A quick rundown… Axie Muldoon is an orphan, midwife and mother who knows what each echelon of New York society is like. She tries to improve things, but ends up being chased for her efforts.
Strengths: Brilliant language, story, setting and characters that had me engrossed.
Weaknesses: Can’t think of any!
Why I read it: Received from Bloomsbury Sydney – thank you!
Pages: 438 (ARC)
Setting: New York City (predominantly)
Rating: 9.5 out of 10
In my reading life, there aren’t too many books that I start the minute I lay my hands on them. Usually, I’m reading two (or three or four) books at the same time, so everything takes its place in the queue. However, as soon as I opened My Notorious Life by Madame X, I was hooked. Somewhere around Chapter Two I thought I should move out of the hallway and sit down; many hours later, I was still reading. A few late nights later when I read the final page, I really wanted to read it again.
We’ve had some fine books released in 2013, but this is going to be one of the best in my opinion! My Notorious Life sums up just what it is like to be a woman in New York in the late 1800s. Axie Muldoon is born into a life of poverty where life consists of searching for food scraps. One day, she and her sibling follow a gentleman for food – and end up on an orphan train heading out west. There, Axie is separated from her sister Dutchie and baby brother Joe. Axie eventually returns to the city, where she becomes apprentice to a midwife, who is also skilled in ‘preventative measures’. It is here that Axie learns her trade that will eventually give her the name Madame X and notoriety across America. With fellow orphan Charlie G. (‘Great’) Jones, she sets to make her fortune and women’s lives a whole lot easier. Her life is still tainted by those early experiences and she continues a long search to find her siblings.
One of the major strengths of this novel is how Kate Manning illustrates the plight of women, so different from today. Women beg Axie for tablets to ‘stop a blockage’ (i.e. cause a miscarriage) in addition to abortion. There were no reliable contraceptive devices, nor could women refuse sex – they just had to go on having babies until it killed them. Whatever your stance on abortion, the pain and suffering of the women is difficult to bear, even on the printed page. Axie’s sympathy for the women and her belief that she is truly doing the right thing have you cheering her on. Axie’s illegal activities also help to illustrate just how restricted freedom was for women in these times – it was unusual for a woman to have a business, and most of the external dealings are done by her husband.
Manning also creates an atmosphere through language that has you hearing the rumbling of carriage wheels and children playing on the street. The story is told by Axie, using the language she knows – from rough words and poor grammar as a child to developing into more refined speech as she rises in society. Initially, it was a little difficult to understand Axie, but give yourself a couple of pages and you’ll be entrenched in her world.
In addition to women’s (lack of) rights, there is an excellent subplot where people try to plot Axie’s downfall – it becomes a game of cat and mouse that you’re never quite sure where it will turn to next.
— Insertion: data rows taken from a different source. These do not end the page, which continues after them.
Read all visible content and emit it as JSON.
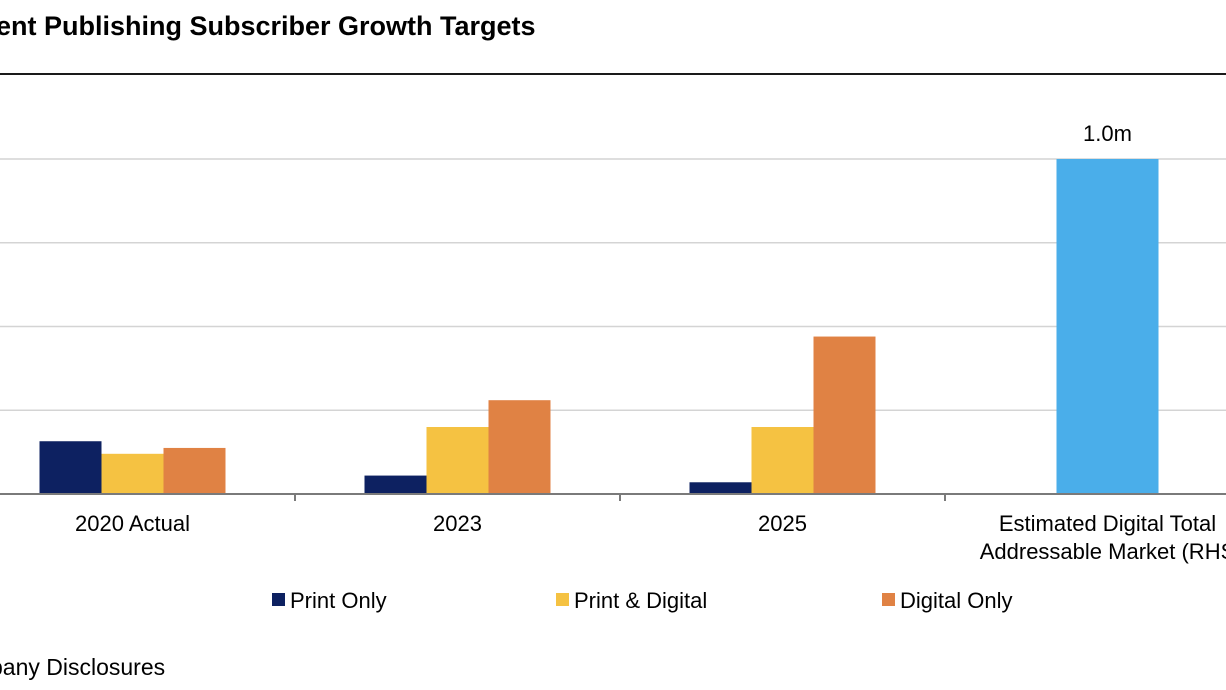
{
  "title": "ent Publishing Subscriber Growth Targets",
  "source": "pany Disclosures",
  "chart_data": {
    "type": "bar",
    "categories": [
      [
        "2020 Actual"
      ],
      [
        "2023"
      ],
      [
        "2025"
      ],
      [
        "Estimated Digital Total",
        "Addressable Market (RHS"
      ]
    ],
    "series": [
      {
        "name": "Print Only",
        "color": "#0d2161",
        "values": [
          0.63,
          0.22,
          0.14,
          null
        ]
      },
      {
        "name": "Print & Digital",
        "color": "#f5c242",
        "values": [
          0.48,
          0.8,
          0.8,
          null
        ]
      },
      {
        "name": "Digital Only",
        "color": "#e08244",
        "values": [
          0.55,
          1.12,
          1.88,
          null
        ]
      }
    ],
    "rhs_series": {
      "color": "#4aaeea",
      "values": [
        null,
        null,
        null,
        1.0
      ],
      "label": "1.0m"
    },
    "ylim": [
      0,
      4
    ],
    "rhs_ylim": [
      0,
      1.25
    ],
    "grid": true,
    "legend_position": "bottom"
  }
}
The ending is truly masterful and satisfying. (I really don’t want to give away very much – just please read the book and be swept up in a New York where poverty meets extreme wealth, greed meets hunger and a quiet revolution is happening…)
I loved this book – the history is beautifully detailed and the characters flawed but engaging. It really is the perfect novel for all historical fiction fans.